Suburbanization dramatically changed the area in the 1960s and 1970s. The Anacostia neighborhood, 82.4 percent white in 1950, was only 67.7 percent white in 1960 and 86 percent black by 1970. The influx of large numbers of low-income African Americans, coupled with the economic dislocations caused by the 1968 Martin Luther King, Jr. assassination riots, led many businesses to leave the Anacostia business district. During the crack epidemic in Washington in the 1980s, the Anacostia neighborhood became synonymous with crime and violence and had one of the highest crime rates in the District of Columbia (albeit not in all crimes)—leading to further deterioration in the condition of the buildings in the area.

==Recent actions regarding the district==
The southern part of the Washington Metro's Green Line was originally designed to pass over the 11th Street Bridges to the intersection of Good Hope Road SE and Martin Luther King, Jr. Avenue SE. The site of the Anacostia Station at this intersection led to concerns that the Metro station would destroy the character of historic Anacostia, and after pressure from the federal government Metro moved the site of the station to Howard Road SE.

The Anacostia Historic District was added to the National Register of Historic Places in 1978. After the 1990 census required the District government to redistrict the borders of its electoral districts (wards), a proposal was made to split the Anacostia Historic District between Ward 7 and Ward 8. This proposal was defeated.

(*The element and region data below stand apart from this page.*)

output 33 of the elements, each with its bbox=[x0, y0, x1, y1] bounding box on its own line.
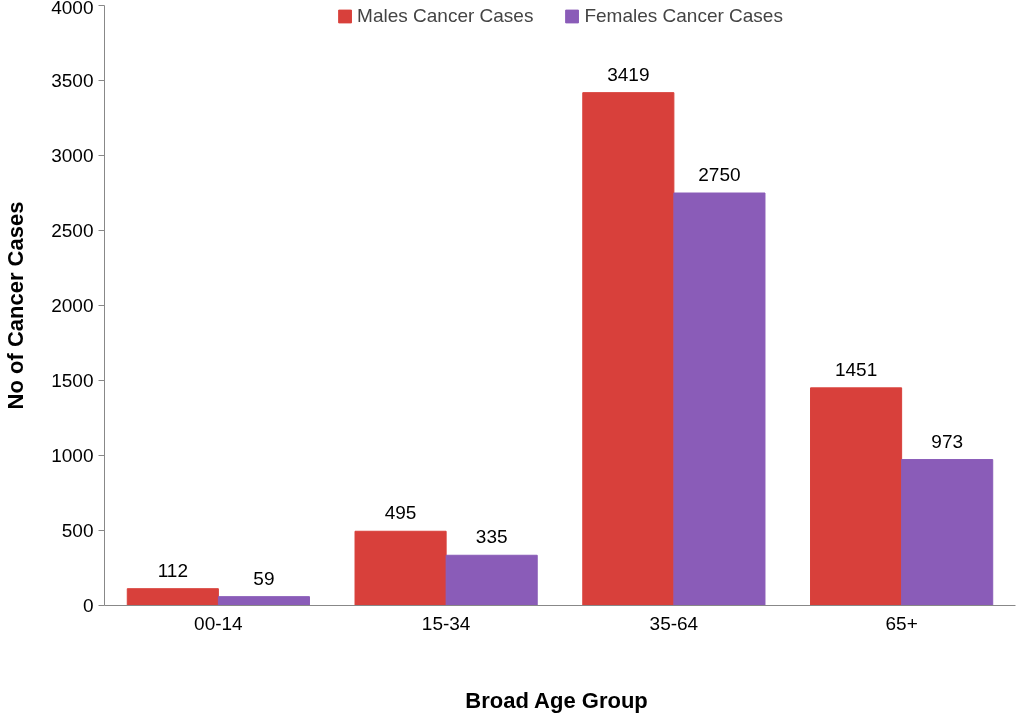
bar bbox=[445, 554, 538, 606]
data-label: 3419 bbox=[607, 63, 650, 85]
y-tick-label: 2500 bbox=[51, 220, 94, 241]
bar bbox=[354, 530, 447, 606]
x-tick-label: 65+ bbox=[885, 612, 918, 634]
legend-label: Males Cancer Cases bbox=[357, 5, 534, 27]
y-tick-label: 1000 bbox=[51, 445, 94, 466]
y-tick-label: 3000 bbox=[51, 145, 94, 166]
bar bbox=[810, 387, 903, 606]
y-tick-label: 0 bbox=[82, 595, 94, 616]
data-label: 335 bbox=[475, 526, 508, 548]
bar bbox=[901, 459, 994, 606]
data-label: 495 bbox=[384, 502, 417, 524]
y-axis-title: No of Cancer Cases bbox=[3, 201, 29, 410]
bar bbox=[582, 92, 675, 606]
x-tick-label: 00-14 bbox=[194, 612, 244, 634]
x-axis-title: Broad Age Group bbox=[465, 687, 648, 713]
y-tick-label: 2000 bbox=[51, 295, 94, 316]
y-tick-label: 1500 bbox=[51, 370, 94, 391]
y-tick-label: 3500 bbox=[51, 70, 94, 91]
y-tick-label: 500 bbox=[61, 520, 94, 541]
data-label: 59 bbox=[253, 567, 275, 589]
data-label: 1451 bbox=[834, 358, 878, 380]
bar bbox=[673, 192, 766, 606]
x-tick-label: 15-34 bbox=[421, 612, 471, 634]
bar bbox=[217, 596, 310, 606]
legend-label: Females Cancer Cases bbox=[584, 5, 783, 27]
x-tick-label: 35-64 bbox=[649, 612, 699, 634]
y-tick-label: 4000 bbox=[51, 0, 94, 18]
data-label: 973 bbox=[931, 430, 964, 452]
bar bbox=[126, 588, 219, 606]
data-label: 112 bbox=[157, 559, 188, 581]
data-label: 2750 bbox=[698, 164, 741, 185]
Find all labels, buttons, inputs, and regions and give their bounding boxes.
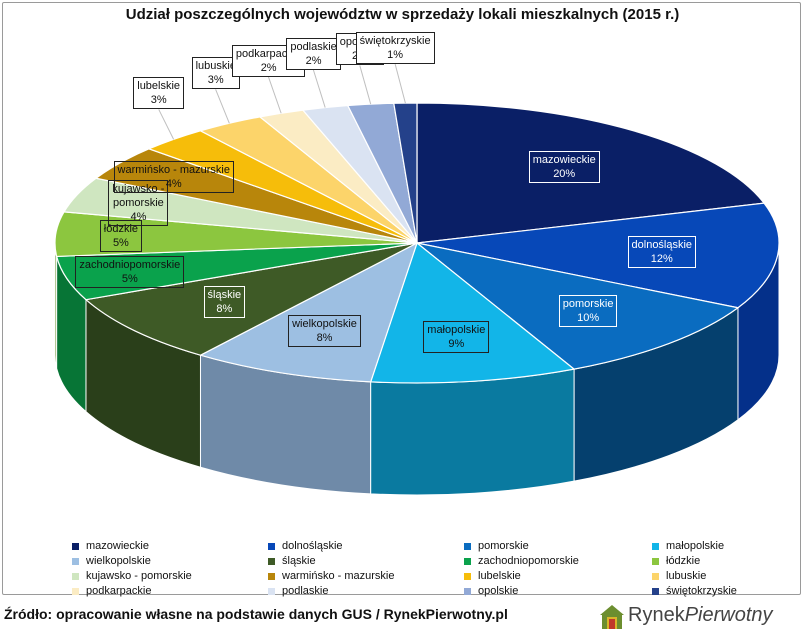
slice-label-value: 1% [387, 49, 404, 62]
slice-label-2: pomorskie 10% [558, 295, 618, 328]
slice-15 [393, 102, 418, 244]
slice-label-10: lubelskie 3% [133, 77, 185, 110]
legend-label: małopolskie [666, 540, 725, 552]
slice-side-3 [370, 368, 575, 496]
slice-label-value: 12% [650, 253, 673, 266]
slice-label-name: podkarpackie [235, 47, 302, 60]
legend-label: świętokrzyskie [666, 585, 737, 597]
slice-3 [369, 241, 576, 384]
slice-label-value: 2% [260, 61, 277, 74]
legend-label: wielkopolskie [86, 555, 151, 567]
pie-chart [54, 63, 780, 496]
legend-label: warmińsko - mazurskie [282, 570, 395, 582]
slice-label-name: wielkopolskie [292, 318, 357, 331]
slice-label-1: dolnośląskie 12% [627, 236, 697, 269]
legend-swatch [652, 588, 659, 595]
legend-swatch [464, 588, 471, 595]
legend-label: zachodniopomorskie [478, 555, 579, 567]
slice-label-value: 3% [150, 94, 167, 107]
logo-text: RynekPierwotny [628, 604, 773, 626]
legend-label: lubelskie [478, 570, 521, 582]
slice-label-13: podlaskie 2% [286, 37, 341, 70]
legend-swatch [268, 588, 275, 595]
legend-swatch [268, 543, 275, 550]
slice-label-value: 4% [130, 211, 147, 224]
legend-label: pomorskie [478, 540, 529, 552]
legend-swatch [72, 588, 79, 595]
slice-label-name: świętokrzyskie [359, 35, 431, 48]
legend-swatch [72, 573, 79, 580]
slice-4 [198, 241, 419, 383]
slice-label-name: lubuskie [195, 60, 236, 73]
slice-label-name: podlaskie [290, 40, 337, 53]
slice-label-9: warmińsko - mazurskie 4% [113, 161, 234, 194]
slice-label-value: 8% [316, 332, 333, 345]
slice-label-value: 5% [121, 273, 138, 286]
legend-label: łódzkie [666, 555, 701, 567]
legend-swatch [464, 573, 471, 580]
legend-label: podlaskie [282, 585, 329, 597]
legend-label: lubuskie [666, 570, 707, 582]
leader-line-12 [267, 76, 282, 114]
legend-swatch [72, 543, 79, 550]
slice-label-name: śląskie [207, 289, 242, 302]
legend-swatch [464, 543, 471, 550]
slice-label-value: 3% [207, 74, 224, 87]
slice-label-value: 5% [112, 236, 129, 249]
legend-label: śląskie [282, 555, 316, 567]
slice-label-value: 8% [216, 303, 233, 316]
legend-swatch [652, 543, 659, 550]
slice-label-name: lubelskie [137, 80, 181, 93]
slice-label-value: 2% [305, 54, 322, 67]
slice-1 [416, 202, 780, 309]
leader-line-14 [359, 65, 372, 105]
slice-label-name: zachodniopomorskie [79, 259, 181, 272]
slice-label-value: 20% [553, 167, 576, 180]
slice-2 [416, 242, 740, 370]
leader-line-13 [312, 69, 326, 108]
slice-label-value: 10% [577, 312, 600, 325]
legend-label: podkarpackie [86, 585, 152, 597]
legend-swatch [268, 573, 275, 580]
slice-label-4: wielkopolskie 8% [288, 315, 361, 348]
slice-label-value: 4% [165, 178, 182, 191]
legend-label: kujawsko - pomorskie [86, 570, 192, 582]
slice-label-5: śląskie 8% [203, 286, 246, 319]
slice-label-15: świętokrzyskie 1% [355, 32, 435, 65]
chart-frame [2, 2, 801, 595]
legend-swatch [652, 558, 659, 565]
slice-label-name: małopolskie [427, 323, 486, 336]
leader-line-10 [158, 109, 175, 140]
legend-swatch [464, 558, 471, 565]
slice-label-name: pomorskie [562, 298, 614, 311]
legend-label: opolskie [478, 585, 519, 597]
house-icon [600, 605, 624, 629]
chart-title: Udział poszczególnych województw w sprze… [125, 6, 680, 23]
legend-swatch [268, 558, 275, 565]
source-note: Źródło: opracowanie własne na podstawie … [4, 606, 508, 622]
slice-5 [84, 242, 418, 356]
leader-line-15 [394, 63, 406, 104]
legend-label: mazowieckie [86, 540, 149, 552]
slice-label-6: zachodniopomorskie 5% [75, 256, 185, 289]
slice-label-name: dolnośląskie [631, 239, 693, 252]
legend-swatch [72, 558, 79, 565]
slice-label-3: małopolskie 9% [423, 320, 490, 353]
slice-label-0: mazowieckie 20% [528, 150, 600, 183]
leader-line-11 [215, 89, 230, 124]
legend-label: dolnośląskie [282, 540, 343, 552]
slice-label-name: warmińsko - mazurskie [117, 164, 230, 177]
slice-label-value: 9% [448, 337, 465, 350]
slice-label-name: mazowieckie [532, 153, 596, 166]
slice-0 [416, 102, 766, 244]
legend-swatch [652, 573, 659, 580]
logo: RynekPierwotny [598, 602, 803, 632]
slice-label-11: lubuskie 3% [191, 57, 240, 90]
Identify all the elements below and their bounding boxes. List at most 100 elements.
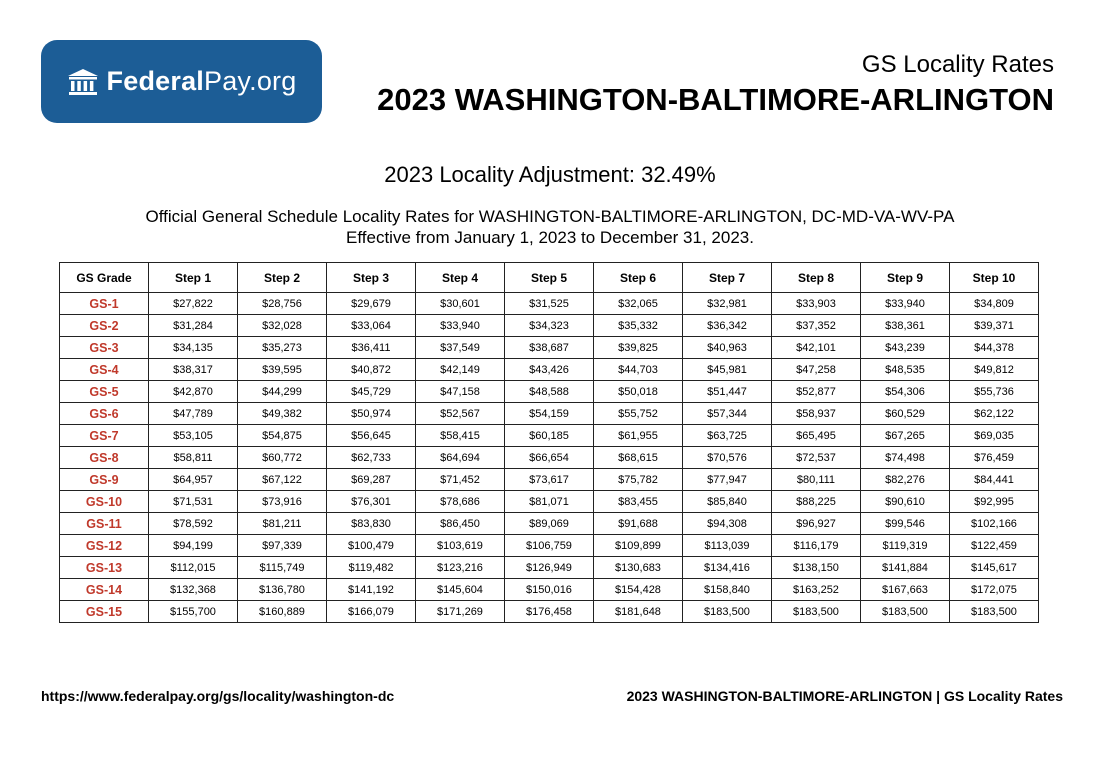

Efforts have been made to improve the physical and economic conditions in the Historic District. The area's designation as a historic district has been used to prevent the McDonald's corporation from moving into the area, the relocation of a homeless shelter to the area, and the construction of moderate-income rowhouses. In 1992, the city began replacing concrete sidewalks in the Anacostia Historic District with red brick to restore the sidewalks to their original condition. In 2002, the city adopted the Historic Housing Tax Credit Act of 2002, which allowed homeowners in the historic district to claim a tax credit of 50 percent of the cost of renovating their home (up to a limit of $25,000 over five years). Five years later, the D.C. Historic Preservation Office provided $300,000 in $35,000 individual grants to Anacostia residents to help them restore, renovate, and rehabilitate their homes. In 2008, the city increased the budget for the grant program to $900,000.